It doesn't matter where the users are getting the software when the threat model implicitly trusts the OS vendor and makes it difficult for users to install the OS themselves.
Android phones ship with malware installed as root often with no methods for removing it.
"damage the way the computer works" IMO that includes abusing or denying resources or services on the machine which is very common with preloaded stuff.
Congrats on reverting home computing back to the amiga days then.
I have walked into target, bought androids, pulled them out of the box and connected them to the network over which they would immediately proceed to download gigabytes of malware from the play store.
If you only bother with what software people care about why allow installing code outside of the browser? That would much more effectively eliminate security vulnerabilities.

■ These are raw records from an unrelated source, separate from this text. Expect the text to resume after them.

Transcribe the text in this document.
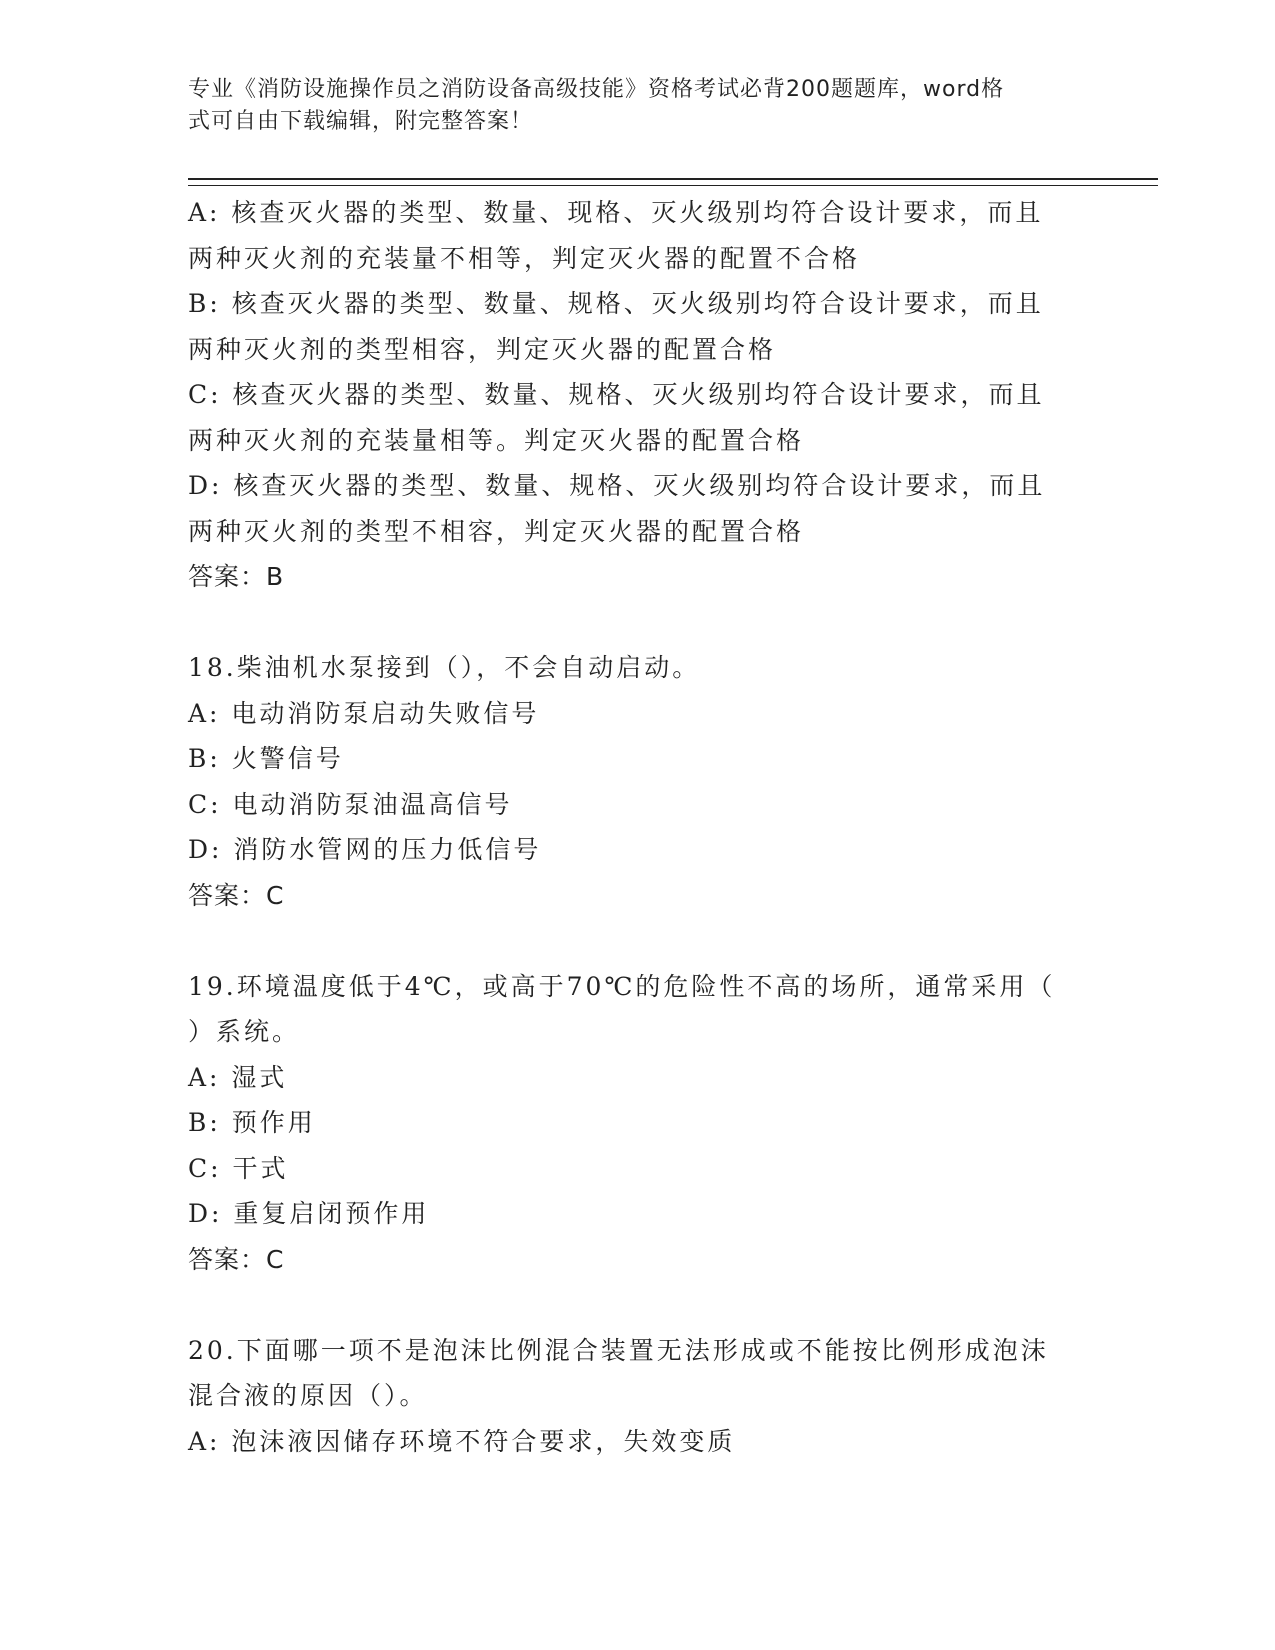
专业《消防设施操作员之消防设备高级技能》资格考试必背200题题库，word格
式可自由下载编辑，附完整答案！
A: 核查灭火器的类型、数量、现格、灭火级别均符合设计要求，而且
两种灭火剂的充装量不相等，判定灭火器的配置不合格
B: 核查灭火器的类型、数量、规格、灭火级别均符合设计要求，而且
两种灭火剂的类型相容，判定灭火器的配置合格
C: 核查灭火器的类型、数量、规格、灭火级别均符合设计要求，而且
两种灭火剂的充装量相等。判定灭火器的配置合格
D: 核查灭火器的类型、数量、规格、灭火级别均符合设计要求，而且
两种灭火剂的类型不相容，判定灭火器的配置合格
答案：B
18.柴油机水泵接到（），不会自动启动。
A: 电动消防泵启动失败信号
B: 火警信号
C: 电动消防泵油温高信号
D: 消防水管网的压力低信号
答案：C
19.环境温度低于4℃，或高于70℃的危险性不高的场所，通常采用（
）系统。
A: 湿式
B: 预作用
C: 干式
D: 重复启闭预作用
答案：C
20.下面哪一项不是泡沫比例混合装置无法形成或不能按比例形成泡沫
混合液的原因（）。
A: 泡沫液因储存环境不符合要求，失效变质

Ok, well now I can't do most of the stuff I was doing on GNU/Linux without doing it on a machine that someone else is hosting. So that's still a step backward.
It's relevant because when I go to use git on android and iOS I go hunting through the play store and download some closed source wrapper around it, often with libraries that the developer pulled in that they don't fully understand the behavior of.
By dramatically raising the cost of software maintenance (by decreasing interoperability and because of the heavy API churn) these systems make community maintained software rare which forces users to turn to organizations that are unwilling (and sometimes unable) to share information with their users.
I'm certain stuff slips through occasionally, there's the random number generator "bug" that made it into debian a decade or so ago. The rate is fantastically lower than pretty much anything else though.
When you need software that isn't well supported by your OS you're always going to have to apply some degree of care and research. Thinking that any degree of sandboxing or API re-arranging will ever make flinging binaries around safe is extremely naive and counter productive.